1.「まいど! きょうは だいこんが やすいよ!」
初代『ドラゴンクエスト』では、メルキドで「まいど! きょうは だいこんが やすいよ!」というセリフを聞けま~す。
これについては長らく、ただの雑談だと思っていました。
でもツイッターではすでに軽く触れたのですが*1、このセリフに隠された深い意味に気づきました。
これって、敵味方を区別せず攻撃するゴーレムが倒されたことで、周辺の農村との交易が大々的に始まったことを意味していたのではないか、と。
一応城壁の内側にも緑の地域が8マスあるので、それまでも農業が一切できなかったわけではないのでしょう。ひょっとしたら住民だけが知る隠し通路で、外部との細々とした交易もしていたかもしれませ~ん。それでもやはり野菜は貴重で高価だったと思いま~す。
それが急に正門から一気に大量に輸入できるようになったのですから、安くなるのは当然ですね~。
なお、だいこんを売る商人の付近にいる女性の「こんやの おかずは なんに しようかしら……」の発言も、急に食品の選択肢が増えたこの新情勢に対応しきれていないための迷いや戸惑いが表現されているのかもしれませ~ん。
2.では武器や防具ややくそうは、なぜ一物一価なのか?
前章の考察に賛同してくれたかたの中には、「需要と供給のバランスでだいこんの価格が変動するのならば、武器や防具ややくそうは、なぜアレフガルドでは常に一物一価なのか?」という疑問を持たれたかたも多いことでしょう。
まず「これらは軍需物資だから、ラダトーム王が物価統制令を出した。それに商人が盲従している」という第一の仮説を考えました。

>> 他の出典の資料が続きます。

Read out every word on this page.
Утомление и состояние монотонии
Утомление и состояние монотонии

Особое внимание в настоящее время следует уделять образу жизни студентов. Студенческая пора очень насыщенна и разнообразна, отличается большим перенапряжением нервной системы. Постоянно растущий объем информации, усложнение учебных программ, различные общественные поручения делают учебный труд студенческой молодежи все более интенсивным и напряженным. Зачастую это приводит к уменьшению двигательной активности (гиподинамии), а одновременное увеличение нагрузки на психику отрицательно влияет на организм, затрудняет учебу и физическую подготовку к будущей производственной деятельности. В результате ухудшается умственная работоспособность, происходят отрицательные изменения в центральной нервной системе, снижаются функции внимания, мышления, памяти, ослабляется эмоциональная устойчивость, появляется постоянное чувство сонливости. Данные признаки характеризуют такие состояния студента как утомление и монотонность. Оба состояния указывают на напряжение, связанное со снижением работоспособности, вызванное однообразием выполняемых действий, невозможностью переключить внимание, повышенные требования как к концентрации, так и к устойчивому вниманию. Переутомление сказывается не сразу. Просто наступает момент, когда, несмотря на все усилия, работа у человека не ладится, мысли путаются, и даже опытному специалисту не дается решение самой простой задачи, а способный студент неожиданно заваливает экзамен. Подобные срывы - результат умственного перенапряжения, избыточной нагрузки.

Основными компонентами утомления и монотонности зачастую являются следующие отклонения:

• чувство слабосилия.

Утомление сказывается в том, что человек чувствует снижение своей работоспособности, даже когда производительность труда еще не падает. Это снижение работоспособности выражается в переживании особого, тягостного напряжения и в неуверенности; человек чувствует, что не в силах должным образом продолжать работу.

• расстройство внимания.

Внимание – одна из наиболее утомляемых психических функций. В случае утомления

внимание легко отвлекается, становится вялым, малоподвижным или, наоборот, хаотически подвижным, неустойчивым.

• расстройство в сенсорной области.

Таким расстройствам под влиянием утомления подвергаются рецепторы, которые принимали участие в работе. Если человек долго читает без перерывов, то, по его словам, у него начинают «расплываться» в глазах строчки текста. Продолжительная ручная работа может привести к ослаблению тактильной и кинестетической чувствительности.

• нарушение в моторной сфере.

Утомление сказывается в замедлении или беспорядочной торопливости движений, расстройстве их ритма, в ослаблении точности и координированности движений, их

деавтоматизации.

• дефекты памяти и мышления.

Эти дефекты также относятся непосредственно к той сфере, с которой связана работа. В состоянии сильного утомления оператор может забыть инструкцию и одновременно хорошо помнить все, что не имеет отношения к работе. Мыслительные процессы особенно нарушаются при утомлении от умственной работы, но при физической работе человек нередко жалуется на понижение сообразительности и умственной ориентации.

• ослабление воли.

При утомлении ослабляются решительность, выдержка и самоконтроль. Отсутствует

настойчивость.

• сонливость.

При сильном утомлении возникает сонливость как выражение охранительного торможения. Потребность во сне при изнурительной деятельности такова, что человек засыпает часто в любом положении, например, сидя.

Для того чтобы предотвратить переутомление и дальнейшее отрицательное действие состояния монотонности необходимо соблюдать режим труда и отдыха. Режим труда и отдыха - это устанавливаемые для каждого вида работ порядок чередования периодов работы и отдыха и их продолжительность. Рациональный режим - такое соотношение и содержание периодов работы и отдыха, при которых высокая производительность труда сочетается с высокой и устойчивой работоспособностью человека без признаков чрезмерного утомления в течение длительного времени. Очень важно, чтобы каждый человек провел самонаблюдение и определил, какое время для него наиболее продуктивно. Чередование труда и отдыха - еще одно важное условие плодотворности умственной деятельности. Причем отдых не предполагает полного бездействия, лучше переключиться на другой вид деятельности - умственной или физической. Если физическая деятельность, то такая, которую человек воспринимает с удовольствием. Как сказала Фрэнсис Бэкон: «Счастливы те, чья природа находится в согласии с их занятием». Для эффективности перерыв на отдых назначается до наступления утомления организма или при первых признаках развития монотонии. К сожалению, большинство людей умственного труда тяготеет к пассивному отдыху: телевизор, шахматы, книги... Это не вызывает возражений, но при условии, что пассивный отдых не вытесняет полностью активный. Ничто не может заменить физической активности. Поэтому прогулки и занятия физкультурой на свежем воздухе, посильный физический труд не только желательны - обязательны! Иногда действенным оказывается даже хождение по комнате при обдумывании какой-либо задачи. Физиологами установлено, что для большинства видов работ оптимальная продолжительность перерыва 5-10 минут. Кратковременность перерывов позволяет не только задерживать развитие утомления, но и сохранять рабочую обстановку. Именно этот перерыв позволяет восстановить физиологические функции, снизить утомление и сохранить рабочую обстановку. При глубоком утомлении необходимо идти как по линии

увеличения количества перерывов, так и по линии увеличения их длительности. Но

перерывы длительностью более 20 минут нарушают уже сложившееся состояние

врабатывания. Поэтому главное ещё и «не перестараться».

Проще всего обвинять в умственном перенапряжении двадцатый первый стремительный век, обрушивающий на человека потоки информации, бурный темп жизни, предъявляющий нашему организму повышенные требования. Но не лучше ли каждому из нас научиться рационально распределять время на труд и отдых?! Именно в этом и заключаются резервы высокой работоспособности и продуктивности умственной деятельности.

しかしこれは正解の可能性が低いで~す。ファミコン版の説明書の24ページに、アレフガルドで値段の交渉ができない理由は「アレフガルドの商人はとても頑固」だからだと明記されているからで~す。もちろん「頑固に遵法している」という解釈も不可能ではありませんが、文脈上は却下すべきでしょう。
そこで「軍需物資だから、少し安くなるとすぐ権力が買ってしまい、値段が回復する」という第二の仮説を考えました。

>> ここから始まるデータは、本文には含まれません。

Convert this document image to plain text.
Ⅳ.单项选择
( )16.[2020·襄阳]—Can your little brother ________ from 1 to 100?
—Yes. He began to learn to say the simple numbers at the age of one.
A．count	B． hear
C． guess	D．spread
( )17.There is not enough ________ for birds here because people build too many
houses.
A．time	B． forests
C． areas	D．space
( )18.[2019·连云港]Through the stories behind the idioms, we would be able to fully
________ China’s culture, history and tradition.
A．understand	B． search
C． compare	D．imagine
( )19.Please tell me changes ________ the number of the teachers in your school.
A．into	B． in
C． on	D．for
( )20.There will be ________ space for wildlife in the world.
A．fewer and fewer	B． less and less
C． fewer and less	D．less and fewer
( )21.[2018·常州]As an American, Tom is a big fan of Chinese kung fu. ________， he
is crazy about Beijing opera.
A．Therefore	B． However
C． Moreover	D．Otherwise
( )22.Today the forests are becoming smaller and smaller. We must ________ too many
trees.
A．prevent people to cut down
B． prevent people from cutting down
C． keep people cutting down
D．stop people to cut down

冒険者であるプレイヤーにとってはいつでもどこでも同じ値段の武器や防具ややくそうのほうが馴染深いでしょうが、こういう特殊な物品に目を奪われすぎては経済の全体像は見えてきませ~ん。
生活に密着した「かぎ」・「宿泊料」・「だいこん」の値段に統一性がないことのほうにこそ、目を向けるべきなので~す。